A Few Thoughts on Copy Data Management

By , Tuesday, April 17th 2018

Categories: Analyst Blogs

Tags: blog, cdm, copy data management, data protection, scully, steve,

As we mentioned in last month’s blog, Copy Data Management (CDM) is one of the interesting areas in enterprise data management that has been gaining in popularity and relevance.  CDM is about locating and managing all the copies of your data, anywhere they are, and optimizing the storage of those copies.  We have been evaluating the CDM market and wanted to share some initial thoughts.

  • The problem of too many copies is real. Storage technologies have given us the opportunity to easily make copies of our data and we use them.  Many of these copies are needed and have official business value – snapshots for restore, full backups for air gaps, replication for disaster recovery, long-term retention for compliance, operational copies for DevTest and training, etc.  Some data copies are just as useful but may be more unofficial in nature – extra copies of backups just to be safe, application/VM/database admin generated copies for self-recovery, end user copies of data, etc.  Many of these copies sit idle (too numerous, too old, forgotten) across several storage silos within many IT organizations.  As a result, secondary storage can represent the major of an organization’s storage capacity, with some industry reports saying it’s half of total capacity while others indicate it can be as high as 80% of total capacity.
  • The desire to use of copies of data is growing. The desire by organizations to derive additional business value from their production data continues to grow even as the problem of too many copies exists.  Technology enhancements around DevOps automation, data analytics, machine learning, reporting, and employee training have those groups looking to use copies of the data that are as similar to the actual production data as possible and kept updated on a regular basis.  In some cases, the data needs to be masked (like a social security number) so the format is correct, but no real information is exposed.
  • The benefits of CDM can be significant. The premise of today’s CDM solutions is that they can minimize the problem of too many copies by discovering what copies are already there and providing centralized management of all data copies going forward.  The benefits of using a CDM solution can include reduced storage hardware costs (primary and secondary) from reclaimed storage and slowed storage growth, lower storage software costs especially for products with capacity-based licensing, improved data management through better visibility into where data lives and how it is used, and improved compliance with current and future data privacy regulations.

As with many of today’s IT solutions, several different approaches are used by CDM solutions to discover and identify data copies and orchestrate how existing and new copies are coordinated, managed, and optimized going forward.  There are basically two architectural approaches used for copy data management which we are referring to as in-place CDM and capture CDM.

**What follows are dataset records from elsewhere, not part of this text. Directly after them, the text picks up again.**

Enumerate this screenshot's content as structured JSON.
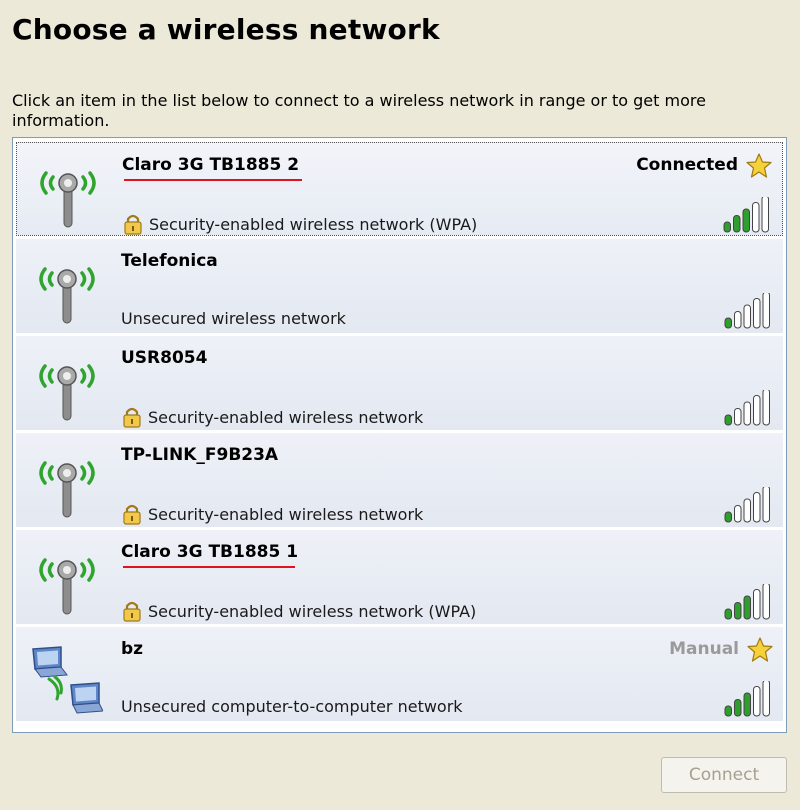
{
  "header": {
    "title": "Choose a wireless network",
    "description": "Click an item in the list below to connect to a wireless network in range or to get more information."
  },
  "networks": [
    {
      "name": "Claro 3G TB1885 2",
      "security": "Security-enabled wireless network (WPA)",
      "status": "Connected",
      "secured": true,
      "signal_bars": 5,
      "signal_strong": 3,
      "underlined": true,
      "selected": true,
      "type": "infrastructure"
    },
    {
      "name": "Telefonica",
      "security": "Unsecured wireless network",
      "status": "",
      "secured": false,
      "signal_bars": 5,
      "signal_strong": 1,
      "underlined": false,
      "selected": false,
      "type": "infrastructure"
    },
    {
      "name": "USR8054",
      "security": "Security-enabled wireless network",
      "status": "",
      "secured": true,
      "signal_bars": 5,
      "signal_strong": 1,
      "underlined": false,
      "selected": false,
      "type": "infrastructure"
    },
    {
      "name": "TP-LINK_F9B23A",
      "security": "Security-enabled wireless network",
      "status": "",
      "secured": true,
      "signal_bars": 5,
      "signal_strong": 1,
      "underlined": false,
      "selected": false,
      "type": "infrastructure"
    },
    {
      "name": "Claro 3G TB1885 1",
      "security": "Security-enabled wireless network (WPA)",
      "status": "",
      "secured": true,
      "signal_bars": 5,
      "signal_strong": 3,
      "underlined": true,
      "selected": false,
      "type": "infrastructure"
    },
    {
      "name": "bz",
      "security": "Unsecured computer-to-computer network",
      "status": "Manual",
      "secured": false,
      "signal_bars": 5,
      "signal_strong": 3,
      "underlined": false,
      "selected": false,
      "type": "ad-hoc"
    }
  ],
  "icons": {
    "infrastructure": "antenna-icon",
    "adhoc": "computer-to-computer-icon",
    "lock": "lock-icon",
    "star": "star-icon",
    "signal": "signal-strength-icon"
  },
  "colors": {
    "background": "#ece9d8",
    "row": "#e3e8f1",
    "signal_active": "#2f9e2f",
    "underline": "#e0141e",
    "manual": "#9a9a9a"
  },
  "footer": {
    "connect_label": "Connect",
    "connect_enabled": false
  }
}
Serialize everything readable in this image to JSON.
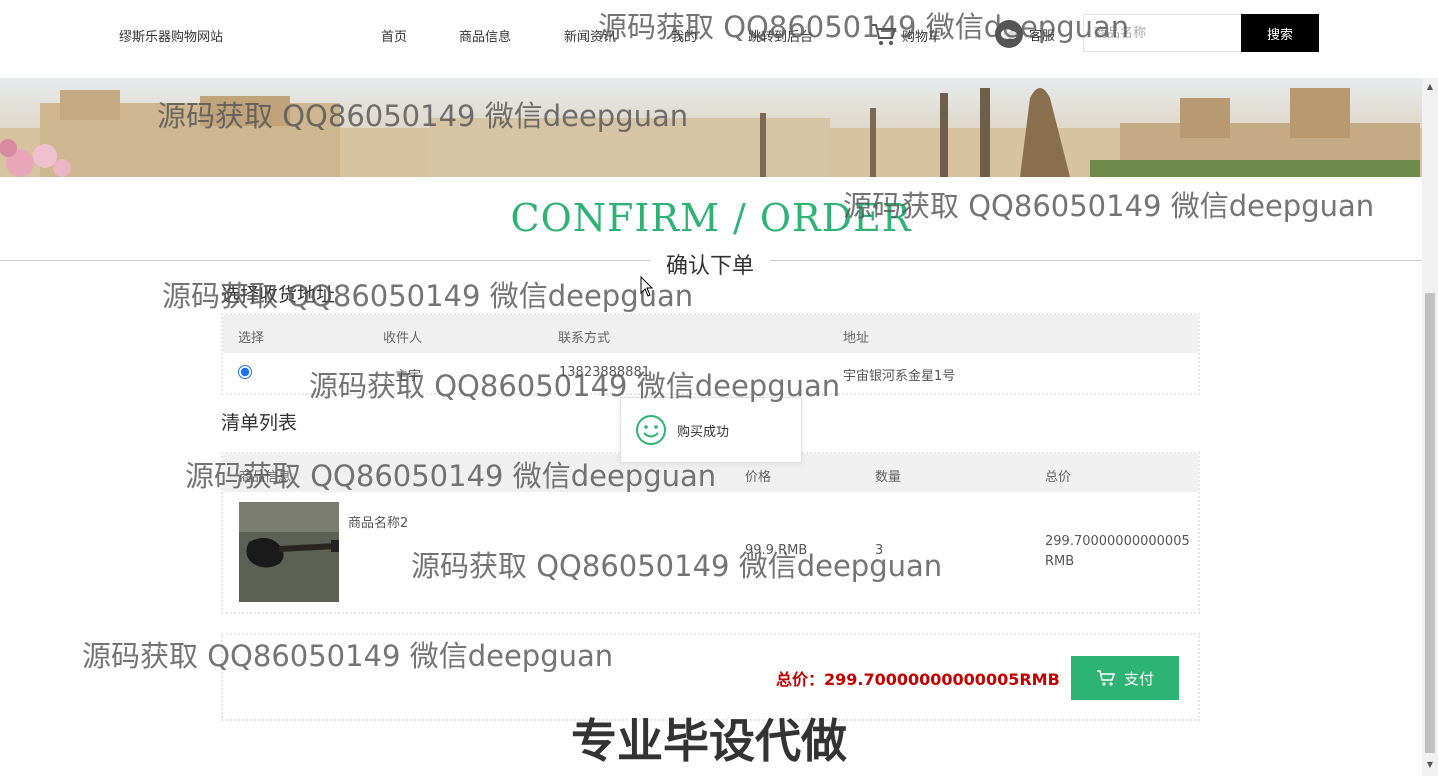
{
  "header": {
    "site_name": "缪斯乐器购物网站",
    "nav": [
      "首页",
      "商品信息",
      "新闻资讯",
      "我的",
      "跳转到后台"
    ],
    "cart_label": "购物车",
    "service_label": "客服",
    "search_placeholder": "商品名称",
    "search_button": "搜索"
  },
  "page": {
    "title_en": "CONFIRM / ORDER",
    "title_cn": "确认下单"
  },
  "address_section": {
    "heading": "选择收货地址",
    "columns": [
      "选择",
      "收件人",
      "联系方式",
      "地址"
    ],
    "rows": [
      {
        "selected": true,
        "name": "主宇",
        "phone": "13823888881",
        "address": "宇宙银河系金星1号"
      }
    ]
  },
  "order_section": {
    "heading": "清单列表",
    "columns": [
      "商品信息",
      "价格",
      "数量",
      "总价"
    ],
    "items": [
      {
        "name": "商品名称2",
        "price": "99.9 RMB",
        "quantity": "3",
        "total": "299.70000000000005",
        "total_unit": "RMB",
        "image": "guitar-image"
      }
    ]
  },
  "summary": {
    "total_label": "总价：299.70000000000005RMB",
    "pay_button": "支付"
  },
  "toast": {
    "message": "购买成功",
    "icon": "smile-icon"
  },
  "watermarks": {
    "text": "源码获取 QQ86050149 微信deepguan",
    "banner_text": "专业毕设代做"
  },
  "colors": {
    "accent_green": "#2db373",
    "price_red": "#c40000",
    "search_button_bg": "#000000"
  }
}
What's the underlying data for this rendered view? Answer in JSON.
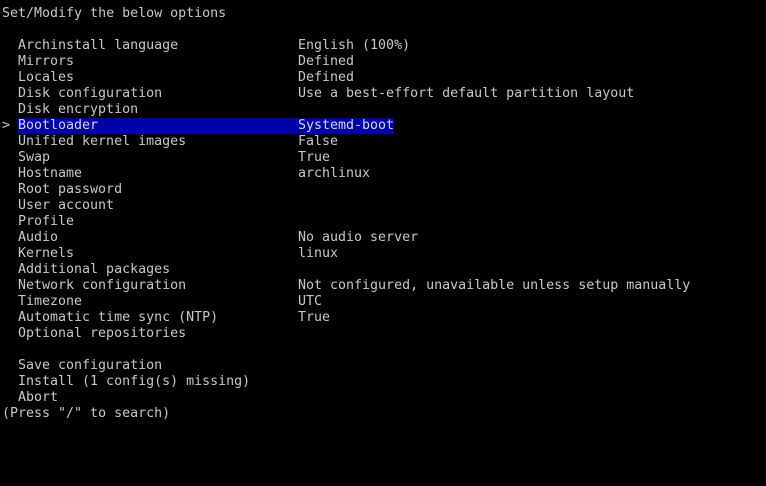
{
  "header": "Set/Modify the below options",
  "cursor_symbol": ">",
  "menu": [
    {
      "label": "Archinstall language",
      "value": "English (100%)"
    },
    {
      "label": "Mirrors",
      "value": "Defined"
    },
    {
      "label": "Locales",
      "value": "Defined"
    },
    {
      "label": "Disk configuration",
      "value": "Use a best-effort default partition layout"
    },
    {
      "label": "Disk encryption",
      "value": ""
    },
    {
      "label": "Bootloader",
      "value": "Systemd-boot",
      "selected": true
    },
    {
      "label": "Unified kernel images",
      "value": "False"
    },
    {
      "label": "Swap",
      "value": "True"
    },
    {
      "label": "Hostname",
      "value": "archlinux"
    },
    {
      "label": "Root password",
      "value": ""
    },
    {
      "label": "User account",
      "value": ""
    },
    {
      "label": "Profile",
      "value": ""
    },
    {
      "label": "Audio",
      "value": "No audio server"
    },
    {
      "label": "Kernels",
      "value": "linux"
    },
    {
      "label": "Additional packages",
      "value": ""
    },
    {
      "label": "Network configuration",
      "value": "Not configured, unavailable unless setup manually"
    },
    {
      "label": "Timezone",
      "value": "UTC"
    },
    {
      "label": "Automatic time sync (NTP)",
      "value": "True"
    },
    {
      "label": "Optional repositories",
      "value": ""
    }
  ],
  "actions": [
    {
      "label": "Save configuration"
    },
    {
      "label": "Install (1 config(s) missing)"
    },
    {
      "label": "Abort"
    }
  ],
  "footer": "(Press \"/\" to search)",
  "colors": {
    "background": "#000000",
    "text": "#c8c8c8",
    "selection_bg": "#0000aa"
  }
}
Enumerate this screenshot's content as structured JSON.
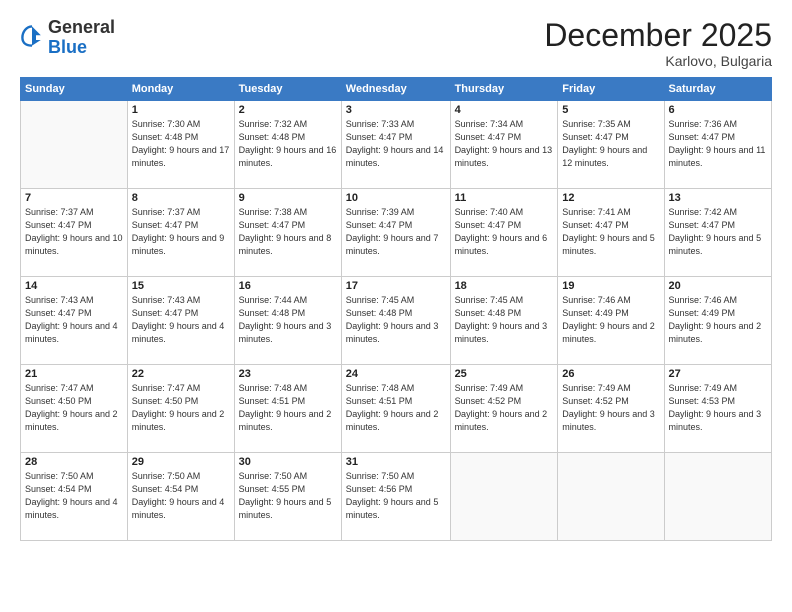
{
  "header": {
    "logo_general": "General",
    "logo_blue": "Blue",
    "month_title": "December 2025",
    "location": "Karlovo, Bulgaria"
  },
  "weekdays": [
    "Sunday",
    "Monday",
    "Tuesday",
    "Wednesday",
    "Thursday",
    "Friday",
    "Saturday"
  ],
  "weeks": [
    [
      {
        "day": "",
        "sunrise": "",
        "sunset": "",
        "daylight": ""
      },
      {
        "day": "1",
        "sunrise": "Sunrise: 7:30 AM",
        "sunset": "Sunset: 4:48 PM",
        "daylight": "Daylight: 9 hours and 17 minutes."
      },
      {
        "day": "2",
        "sunrise": "Sunrise: 7:32 AM",
        "sunset": "Sunset: 4:48 PM",
        "daylight": "Daylight: 9 hours and 16 minutes."
      },
      {
        "day": "3",
        "sunrise": "Sunrise: 7:33 AM",
        "sunset": "Sunset: 4:47 PM",
        "daylight": "Daylight: 9 hours and 14 minutes."
      },
      {
        "day": "4",
        "sunrise": "Sunrise: 7:34 AM",
        "sunset": "Sunset: 4:47 PM",
        "daylight": "Daylight: 9 hours and 13 minutes."
      },
      {
        "day": "5",
        "sunrise": "Sunrise: 7:35 AM",
        "sunset": "Sunset: 4:47 PM",
        "daylight": "Daylight: 9 hours and 12 minutes."
      },
      {
        "day": "6",
        "sunrise": "Sunrise: 7:36 AM",
        "sunset": "Sunset: 4:47 PM",
        "daylight": "Daylight: 9 hours and 11 minutes."
      }
    ],
    [
      {
        "day": "7",
        "sunrise": "Sunrise: 7:37 AM",
        "sunset": "Sunset: 4:47 PM",
        "daylight": "Daylight: 9 hours and 10 minutes."
      },
      {
        "day": "8",
        "sunrise": "Sunrise: 7:37 AM",
        "sunset": "Sunset: 4:47 PM",
        "daylight": "Daylight: 9 hours and 9 minutes."
      },
      {
        "day": "9",
        "sunrise": "Sunrise: 7:38 AM",
        "sunset": "Sunset: 4:47 PM",
        "daylight": "Daylight: 9 hours and 8 minutes."
      },
      {
        "day": "10",
        "sunrise": "Sunrise: 7:39 AM",
        "sunset": "Sunset: 4:47 PM",
        "daylight": "Daylight: 9 hours and 7 minutes."
      },
      {
        "day": "11",
        "sunrise": "Sunrise: 7:40 AM",
        "sunset": "Sunset: 4:47 PM",
        "daylight": "Daylight: 9 hours and 6 minutes."
      },
      {
        "day": "12",
        "sunrise": "Sunrise: 7:41 AM",
        "sunset": "Sunset: 4:47 PM",
        "daylight": "Daylight: 9 hours and 5 minutes."
      },
      {
        "day": "13",
        "sunrise": "Sunrise: 7:42 AM",
        "sunset": "Sunset: 4:47 PM",
        "daylight": "Daylight: 9 hours and 5 minutes."
      }
    ],
    [
      {
        "day": "14",
        "sunrise": "Sunrise: 7:43 AM",
        "sunset": "Sunset: 4:47 PM",
        "daylight": "Daylight: 9 hours and 4 minutes."
      },
      {
        "day": "15",
        "sunrise": "Sunrise: 7:43 AM",
        "sunset": "Sunset: 4:47 PM",
        "daylight": "Daylight: 9 hours and 4 minutes."
      },
      {
        "day": "16",
        "sunrise": "Sunrise: 7:44 AM",
        "sunset": "Sunset: 4:48 PM",
        "daylight": "Daylight: 9 hours and 3 minutes."
      },
      {
        "day": "17",
        "sunrise": "Sunrise: 7:45 AM",
        "sunset": "Sunset: 4:48 PM",
        "daylight": "Daylight: 9 hours and 3 minutes."
      },
      {
        "day": "18",
        "sunrise": "Sunrise: 7:45 AM",
        "sunset": "Sunset: 4:48 PM",
        "daylight": "Daylight: 9 hours and 3 minutes."
      },
      {
        "day": "19",
        "sunrise": "Sunrise: 7:46 AM",
        "sunset": "Sunset: 4:49 PM",
        "daylight": "Daylight: 9 hours and 2 minutes."
      },
      {
        "day": "20",
        "sunrise": "Sunrise: 7:46 AM",
        "sunset": "Sunset: 4:49 PM",
        "daylight": "Daylight: 9 hours and 2 minutes."
      }
    ],
    [
      {
        "day": "21",
        "sunrise": "Sunrise: 7:47 AM",
        "sunset": "Sunset: 4:50 PM",
        "daylight": "Daylight: 9 hours and 2 minutes."
      },
      {
        "day": "22",
        "sunrise": "Sunrise: 7:47 AM",
        "sunset": "Sunset: 4:50 PM",
        "daylight": "Daylight: 9 hours and 2 minutes."
      },
      {
        "day": "23",
        "sunrise": "Sunrise: 7:48 AM",
        "sunset": "Sunset: 4:51 PM",
        "daylight": "Daylight: 9 hours and 2 minutes."
      },
      {
        "day": "24",
        "sunrise": "Sunrise: 7:48 AM",
        "sunset": "Sunset: 4:51 PM",
        "daylight": "Daylight: 9 hours and 2 minutes."
      },
      {
        "day": "25",
        "sunrise": "Sunrise: 7:49 AM",
        "sunset": "Sunset: 4:52 PM",
        "daylight": "Daylight: 9 hours and 2 minutes."
      },
      {
        "day": "26",
        "sunrise": "Sunrise: 7:49 AM",
        "sunset": "Sunset: 4:52 PM",
        "daylight": "Daylight: 9 hours and 3 minutes."
      },
      {
        "day": "27",
        "sunrise": "Sunrise: 7:49 AM",
        "sunset": "Sunset: 4:53 PM",
        "daylight": "Daylight: 9 hours and 3 minutes."
      }
    ],
    [
      {
        "day": "28",
        "sunrise": "Sunrise: 7:50 AM",
        "sunset": "Sunset: 4:54 PM",
        "daylight": "Daylight: 9 hours and 4 minutes."
      },
      {
        "day": "29",
        "sunrise": "Sunrise: 7:50 AM",
        "sunset": "Sunset: 4:54 PM",
        "daylight": "Daylight: 9 hours and 4 minutes."
      },
      {
        "day": "30",
        "sunrise": "Sunrise: 7:50 AM",
        "sunset": "Sunset: 4:55 PM",
        "daylight": "Daylight: 9 hours and 5 minutes."
      },
      {
        "day": "31",
        "sunrise": "Sunrise: 7:50 AM",
        "sunset": "Sunset: 4:56 PM",
        "daylight": "Daylight: 9 hours and 5 minutes."
      },
      {
        "day": "",
        "sunrise": "",
        "sunset": "",
        "daylight": ""
      },
      {
        "day": "",
        "sunrise": "",
        "sunset": "",
        "daylight": ""
      },
      {
        "day": "",
        "sunrise": "",
        "sunset": "",
        "daylight": ""
      }
    ]
  ]
}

  • In-place CDM. In-place CDM solutions discover data copies on existing server and storage resources, catalog the copies, and then orchestrate the management of existing and future copies using the same infrastructure resources.  Advantages of the in-place approach are that organizations can continue to use the same infrastructure solutions they use today, little data has to cross the network, and the same storage stack can be used for additional workloads like DevOps that will be actually used for production.
  • Capture CDM. Capture CDM solutions capture a copy of the data from applications and servers, create a single instance or golden copy of the data, and then orchestrate the management of all copies from that golden image.  Capture CDM solutions are typically delivered as physical or virtual appliances with new secondary storage.  Advantages of this approach are the consolidation of secondary storage onto a new platform, the creation of a single system of record for data, and a highly integrated solution which often includes data protection and archiving capabilities.

Based on these initial observations of the market, it’s easy to see why there is growing interest in CDM solutions.  That leads to the next level of questions around CDM such as – What are the key features of a CDM solution? Is CDM the new Backup?  Does it replace Archiving?  How does it work across on-premises and cloud?  What vendors offer CDM solutions?

Time for more evaluation and another blog.